M's trounce Angels, 8-2

ANAHEIM, Calif. _ This was how the Seattle Mariners offense was supposed to function _ quality at-bats forcing pitchers to throw strikes, a plethora of base runners, some situational hitting and a home run to top it off.

Sure, Seattle's 8-2 win, which included 12 hits, seven walks and a massive three-run homer from Nelson Cruz came against a steady parade of "meh" _ otherwise known as the Angels' bullpen _ but it was still an aggravating reminder that this offense could be something more than anemic.

Since July 1, the appearance of those sorts of showings have been pretty scarce. Most nights Seattle struggles to generate one of those four aforementioned facets to successful run production, let alone multiple aspects.

Of the 62 games the Mariners have played starting on July 1, this was just the 27th time they scored four or more runs in a game. Seattle is 18-9 in those games, which should still be better.

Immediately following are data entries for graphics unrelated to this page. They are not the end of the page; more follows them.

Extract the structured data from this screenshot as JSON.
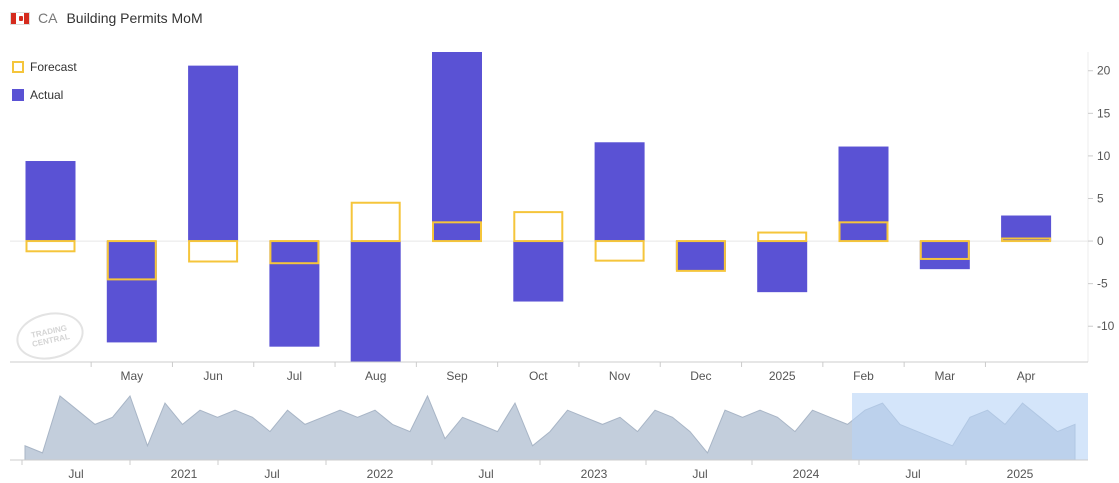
{
  "header": {
    "country": "CA",
    "title": "Building Permits MoM"
  },
  "legend": {
    "forecast": "Forecast",
    "actual": "Actual"
  },
  "watermark": "TRADING CENTRAL",
  "colors": {
    "actual": "#5a52d4",
    "forecast": "#f5c53b",
    "navigator_fill": "#b9c6d6",
    "navigator_window": "#b7d3f7"
  },
  "chart_data": {
    "type": "bar",
    "categories": [
      "",
      "May",
      "Jun",
      "Jul",
      "Aug",
      "Sep",
      "Oct",
      "Nov",
      "Dec",
      "2025",
      "Feb",
      "Mar",
      "Apr"
    ],
    "series": [
      {
        "name": "Actual",
        "values": [
          9.4,
          -11.9,
          20.6,
          -12.4,
          -14.2,
          22.2,
          -7.1,
          11.6,
          -3.4,
          -6.0,
          11.1,
          -3.3,
          3.0
        ]
      },
      {
        "name": "Forecast",
        "values": [
          -1.2,
          -4.5,
          -2.4,
          -2.6,
          4.5,
          2.2,
          3.4,
          -2.3,
          -3.5,
          1.0,
          2.2,
          -2.1,
          0.3
        ]
      }
    ],
    "ylim": [
      -14.2,
      22.2
    ],
    "yticks": [
      20,
      15,
      10,
      5,
      0,
      -5,
      -10
    ],
    "ytick_labels": [
      "20",
      "15",
      "10",
      "5",
      "0",
      "-5",
      "-10"
    ],
    "y_axis_position": "right",
    "legend_position": "top-left",
    "navigator": {
      "type": "area",
      "tick_labels": [
        "Jul",
        "2021",
        "Jul",
        "2022",
        "Jul",
        "2023",
        "Jul",
        "2024",
        "Jul",
        "2025"
      ],
      "values": [
        2,
        1,
        9,
        7,
        5,
        6,
        9,
        2,
        8,
        5,
        7,
        6,
        7,
        6,
        4,
        7,
        5,
        6,
        7,
        6,
        7,
        5,
        4,
        9,
        3,
        6,
        5,
        4,
        8,
        2,
        4,
        7,
        6,
        5,
        6,
        4,
        7,
        6,
        4,
        1,
        7,
        6,
        7,
        6,
        4,
        7,
        6,
        5,
        7,
        8,
        5,
        4,
        3,
        2,
        6,
        7,
        5,
        8,
        6,
        4,
        5
      ],
      "selected_range": [
        "Apr",
        "Apr 2025"
      ]
    }
  }
}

But 35 games of scoring three runs or less just isn't going to work. The Mariners won nine of those games. That's how you blow an 11{ game lead in the second wild card.

Had this version of the Mariners' offense surfaced a little more, veteran right-hander Mike Leake wouldn't have gone the better part of two months without picking up a win.

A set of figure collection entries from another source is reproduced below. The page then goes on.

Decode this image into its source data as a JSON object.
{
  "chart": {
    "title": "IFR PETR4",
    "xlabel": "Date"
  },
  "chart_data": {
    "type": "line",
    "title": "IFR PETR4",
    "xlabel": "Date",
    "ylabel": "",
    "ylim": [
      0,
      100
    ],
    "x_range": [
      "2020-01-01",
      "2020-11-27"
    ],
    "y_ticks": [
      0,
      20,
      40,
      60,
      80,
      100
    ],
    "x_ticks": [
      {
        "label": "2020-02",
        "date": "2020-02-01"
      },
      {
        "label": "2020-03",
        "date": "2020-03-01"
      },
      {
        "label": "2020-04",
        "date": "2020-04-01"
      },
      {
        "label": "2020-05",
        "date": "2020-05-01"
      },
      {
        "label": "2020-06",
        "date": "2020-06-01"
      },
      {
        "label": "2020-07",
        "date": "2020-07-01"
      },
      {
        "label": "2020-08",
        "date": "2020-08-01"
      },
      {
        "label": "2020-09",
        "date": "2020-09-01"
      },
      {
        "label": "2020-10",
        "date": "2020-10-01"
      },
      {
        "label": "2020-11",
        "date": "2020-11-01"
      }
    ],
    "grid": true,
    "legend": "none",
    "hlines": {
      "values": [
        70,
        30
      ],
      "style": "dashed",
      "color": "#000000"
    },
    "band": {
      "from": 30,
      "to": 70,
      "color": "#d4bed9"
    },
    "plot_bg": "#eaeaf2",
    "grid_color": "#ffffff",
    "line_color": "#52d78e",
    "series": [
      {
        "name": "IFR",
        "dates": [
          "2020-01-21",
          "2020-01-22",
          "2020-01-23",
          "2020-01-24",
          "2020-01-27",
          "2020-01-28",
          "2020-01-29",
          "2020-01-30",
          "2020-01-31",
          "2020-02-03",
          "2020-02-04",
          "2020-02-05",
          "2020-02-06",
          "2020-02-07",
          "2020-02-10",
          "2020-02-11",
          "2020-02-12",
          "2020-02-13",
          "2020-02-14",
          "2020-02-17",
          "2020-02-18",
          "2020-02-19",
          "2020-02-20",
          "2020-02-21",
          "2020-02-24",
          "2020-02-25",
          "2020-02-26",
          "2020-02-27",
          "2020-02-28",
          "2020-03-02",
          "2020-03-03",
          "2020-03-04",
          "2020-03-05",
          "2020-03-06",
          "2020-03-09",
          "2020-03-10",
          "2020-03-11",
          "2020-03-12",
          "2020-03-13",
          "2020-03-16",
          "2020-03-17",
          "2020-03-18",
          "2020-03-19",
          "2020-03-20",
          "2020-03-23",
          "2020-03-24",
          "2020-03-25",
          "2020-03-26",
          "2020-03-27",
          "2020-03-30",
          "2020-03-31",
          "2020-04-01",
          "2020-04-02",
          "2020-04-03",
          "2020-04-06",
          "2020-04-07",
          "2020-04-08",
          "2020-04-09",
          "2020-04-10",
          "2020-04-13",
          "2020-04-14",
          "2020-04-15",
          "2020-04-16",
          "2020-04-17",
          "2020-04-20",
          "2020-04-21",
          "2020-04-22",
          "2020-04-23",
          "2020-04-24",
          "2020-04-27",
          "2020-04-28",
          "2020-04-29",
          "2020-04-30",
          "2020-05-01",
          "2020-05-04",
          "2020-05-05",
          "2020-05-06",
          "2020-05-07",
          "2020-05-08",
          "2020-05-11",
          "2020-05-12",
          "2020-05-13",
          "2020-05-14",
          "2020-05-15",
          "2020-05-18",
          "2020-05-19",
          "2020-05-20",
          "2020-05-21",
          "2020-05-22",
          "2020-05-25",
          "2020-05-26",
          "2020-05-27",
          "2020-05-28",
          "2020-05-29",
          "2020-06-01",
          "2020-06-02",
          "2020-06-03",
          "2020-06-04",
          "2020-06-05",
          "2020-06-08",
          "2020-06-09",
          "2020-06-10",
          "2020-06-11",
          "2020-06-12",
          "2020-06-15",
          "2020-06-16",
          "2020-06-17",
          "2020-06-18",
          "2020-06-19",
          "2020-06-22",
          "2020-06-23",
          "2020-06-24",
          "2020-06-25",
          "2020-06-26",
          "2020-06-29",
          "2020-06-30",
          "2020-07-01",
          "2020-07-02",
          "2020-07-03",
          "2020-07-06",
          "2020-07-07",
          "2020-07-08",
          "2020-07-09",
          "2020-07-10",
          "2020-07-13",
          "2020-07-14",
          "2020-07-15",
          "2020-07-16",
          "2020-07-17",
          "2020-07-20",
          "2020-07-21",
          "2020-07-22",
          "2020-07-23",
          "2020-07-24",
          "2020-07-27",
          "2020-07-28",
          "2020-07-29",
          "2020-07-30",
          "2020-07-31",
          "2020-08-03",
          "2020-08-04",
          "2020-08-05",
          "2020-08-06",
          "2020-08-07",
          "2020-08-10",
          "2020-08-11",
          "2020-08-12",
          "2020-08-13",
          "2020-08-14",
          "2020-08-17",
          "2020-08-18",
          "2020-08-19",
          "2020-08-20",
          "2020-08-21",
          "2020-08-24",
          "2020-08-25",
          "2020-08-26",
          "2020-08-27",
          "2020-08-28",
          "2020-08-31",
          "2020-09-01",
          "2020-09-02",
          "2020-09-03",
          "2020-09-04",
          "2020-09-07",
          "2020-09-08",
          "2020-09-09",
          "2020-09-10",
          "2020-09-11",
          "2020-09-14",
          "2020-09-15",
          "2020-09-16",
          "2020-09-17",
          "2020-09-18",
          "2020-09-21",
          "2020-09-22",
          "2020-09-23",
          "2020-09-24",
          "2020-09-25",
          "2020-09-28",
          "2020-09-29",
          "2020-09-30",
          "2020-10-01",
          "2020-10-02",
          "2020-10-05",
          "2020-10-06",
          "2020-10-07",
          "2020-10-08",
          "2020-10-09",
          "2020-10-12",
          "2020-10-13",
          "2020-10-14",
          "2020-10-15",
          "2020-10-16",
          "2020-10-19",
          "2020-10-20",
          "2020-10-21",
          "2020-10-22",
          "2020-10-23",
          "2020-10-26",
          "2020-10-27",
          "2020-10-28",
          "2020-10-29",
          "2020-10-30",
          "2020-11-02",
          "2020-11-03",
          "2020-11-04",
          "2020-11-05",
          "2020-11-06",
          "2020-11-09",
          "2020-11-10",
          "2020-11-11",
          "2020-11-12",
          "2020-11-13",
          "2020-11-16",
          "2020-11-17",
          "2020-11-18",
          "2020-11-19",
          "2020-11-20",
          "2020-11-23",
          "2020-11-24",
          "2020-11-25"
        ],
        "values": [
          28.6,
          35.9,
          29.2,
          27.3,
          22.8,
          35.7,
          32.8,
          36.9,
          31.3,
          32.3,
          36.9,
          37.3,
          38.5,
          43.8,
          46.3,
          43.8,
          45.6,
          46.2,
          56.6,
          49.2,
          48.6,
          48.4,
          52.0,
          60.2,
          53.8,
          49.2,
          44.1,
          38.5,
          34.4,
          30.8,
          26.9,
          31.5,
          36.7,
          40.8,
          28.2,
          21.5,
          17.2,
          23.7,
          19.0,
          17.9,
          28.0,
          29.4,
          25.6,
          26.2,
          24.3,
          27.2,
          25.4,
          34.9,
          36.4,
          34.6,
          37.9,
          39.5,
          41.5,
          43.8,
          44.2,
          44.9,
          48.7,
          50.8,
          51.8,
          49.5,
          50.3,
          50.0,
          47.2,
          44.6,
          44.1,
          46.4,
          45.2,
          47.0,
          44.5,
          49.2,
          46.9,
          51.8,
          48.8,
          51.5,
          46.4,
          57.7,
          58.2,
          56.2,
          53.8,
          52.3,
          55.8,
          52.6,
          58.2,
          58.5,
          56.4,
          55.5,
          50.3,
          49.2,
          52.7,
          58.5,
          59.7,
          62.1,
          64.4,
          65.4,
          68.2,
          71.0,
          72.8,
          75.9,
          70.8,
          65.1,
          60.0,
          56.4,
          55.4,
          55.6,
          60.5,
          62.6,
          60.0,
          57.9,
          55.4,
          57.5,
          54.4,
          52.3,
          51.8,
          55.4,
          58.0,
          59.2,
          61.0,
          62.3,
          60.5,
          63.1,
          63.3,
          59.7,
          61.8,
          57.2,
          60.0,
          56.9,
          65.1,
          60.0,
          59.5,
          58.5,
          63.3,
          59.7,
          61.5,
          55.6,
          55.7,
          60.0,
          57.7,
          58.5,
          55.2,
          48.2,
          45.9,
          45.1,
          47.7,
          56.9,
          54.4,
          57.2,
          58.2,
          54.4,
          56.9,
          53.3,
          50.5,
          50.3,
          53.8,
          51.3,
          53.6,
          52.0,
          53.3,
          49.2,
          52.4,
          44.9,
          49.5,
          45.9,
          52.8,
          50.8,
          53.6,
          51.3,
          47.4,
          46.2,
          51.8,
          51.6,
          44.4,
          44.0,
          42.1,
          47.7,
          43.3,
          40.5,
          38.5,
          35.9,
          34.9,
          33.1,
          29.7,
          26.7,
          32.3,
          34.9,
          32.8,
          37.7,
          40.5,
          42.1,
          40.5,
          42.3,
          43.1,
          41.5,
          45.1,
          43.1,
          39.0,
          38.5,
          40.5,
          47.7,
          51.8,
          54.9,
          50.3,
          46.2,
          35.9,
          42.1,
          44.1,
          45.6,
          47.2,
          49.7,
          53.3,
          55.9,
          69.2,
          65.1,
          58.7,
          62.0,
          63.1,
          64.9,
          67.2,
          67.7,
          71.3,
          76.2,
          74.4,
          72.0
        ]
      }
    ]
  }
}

Buoyed by the unusual run support, Leake pitched seven innings, allowing just one run on four hits with a walk and five strikeouts to improve to 10-9 on the season.

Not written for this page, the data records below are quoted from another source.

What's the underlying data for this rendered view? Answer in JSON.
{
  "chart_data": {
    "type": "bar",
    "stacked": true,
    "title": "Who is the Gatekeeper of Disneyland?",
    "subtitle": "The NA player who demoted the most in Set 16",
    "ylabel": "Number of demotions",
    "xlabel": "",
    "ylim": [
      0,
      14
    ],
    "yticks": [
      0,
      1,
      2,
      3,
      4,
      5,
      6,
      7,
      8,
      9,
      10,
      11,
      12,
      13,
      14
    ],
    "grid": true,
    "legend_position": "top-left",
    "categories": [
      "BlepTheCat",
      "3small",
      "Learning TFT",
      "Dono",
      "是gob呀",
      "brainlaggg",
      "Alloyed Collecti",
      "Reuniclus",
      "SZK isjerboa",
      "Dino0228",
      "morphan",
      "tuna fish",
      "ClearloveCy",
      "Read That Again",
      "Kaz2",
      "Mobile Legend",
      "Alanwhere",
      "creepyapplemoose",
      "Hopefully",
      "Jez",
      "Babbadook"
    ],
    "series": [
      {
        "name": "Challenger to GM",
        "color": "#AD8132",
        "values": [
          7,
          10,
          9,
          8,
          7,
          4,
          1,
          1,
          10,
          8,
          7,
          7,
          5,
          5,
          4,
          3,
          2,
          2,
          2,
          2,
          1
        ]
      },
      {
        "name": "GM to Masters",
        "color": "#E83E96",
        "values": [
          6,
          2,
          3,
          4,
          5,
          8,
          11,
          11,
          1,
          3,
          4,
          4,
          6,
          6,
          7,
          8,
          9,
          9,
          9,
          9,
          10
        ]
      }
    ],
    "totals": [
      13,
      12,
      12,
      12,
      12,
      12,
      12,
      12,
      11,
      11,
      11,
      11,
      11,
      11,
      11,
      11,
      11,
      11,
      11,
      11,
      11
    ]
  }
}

His only run allowed came in the seventh with his pitch count more than 100 and the Mariners leading 6-0. Leake left a 2-2 slider up to Justin Upton, who smashed a one-out solo homer. But Leake calmly finished the seventh inning, retiring the next two batters. It was his 18th quality start (six innings pitched, three or less runs allowed) of the season and the eighth time he pitched seven innings or more.

Facing a bullpen start from the Angels, the Mariners picked up two quick runs in the first inning off "starter" Odrisamer Despaigne. Mitch Haniger led off with a double and later scored on Robinson Cano's sharp single up the middle. Denard Span, who drew a walk batting in the No. 2 spot, scored on Ryon Healy's sac fly to right field.

The Mariners picked up another run in the second. Three straight singles from Ben Gamel, Mike Zunino and Dee Gordon set up Haniger's sacrifice line drive to left. Seattle might have gotten a couple more runs if Span's hard line drive to center wasn't run down by Mike Trout.

The Mariners broke open the game in the fourth inning when Haniger and Span singled off right-hander Noe Ramirez and Cruz smashed a towering homer to deep center to make it 6-0. It was Cruz's 36th homer of the season and his 50th career homer vs. the Angels. Only Alex Rodriguez (72) has hit more homers against the Angels.

After not adding runs _ despite ample opportunities over the fifth through eighth innings _ Seattle tacked on two more in the ninth. Kyle Seager smacked a single into right field off right-hander Deck McGuire to score the not-exactly-fast Cano from second base. Zunino later worked a bases-loaded walk off McGuire despite falling behind in the count 0-2.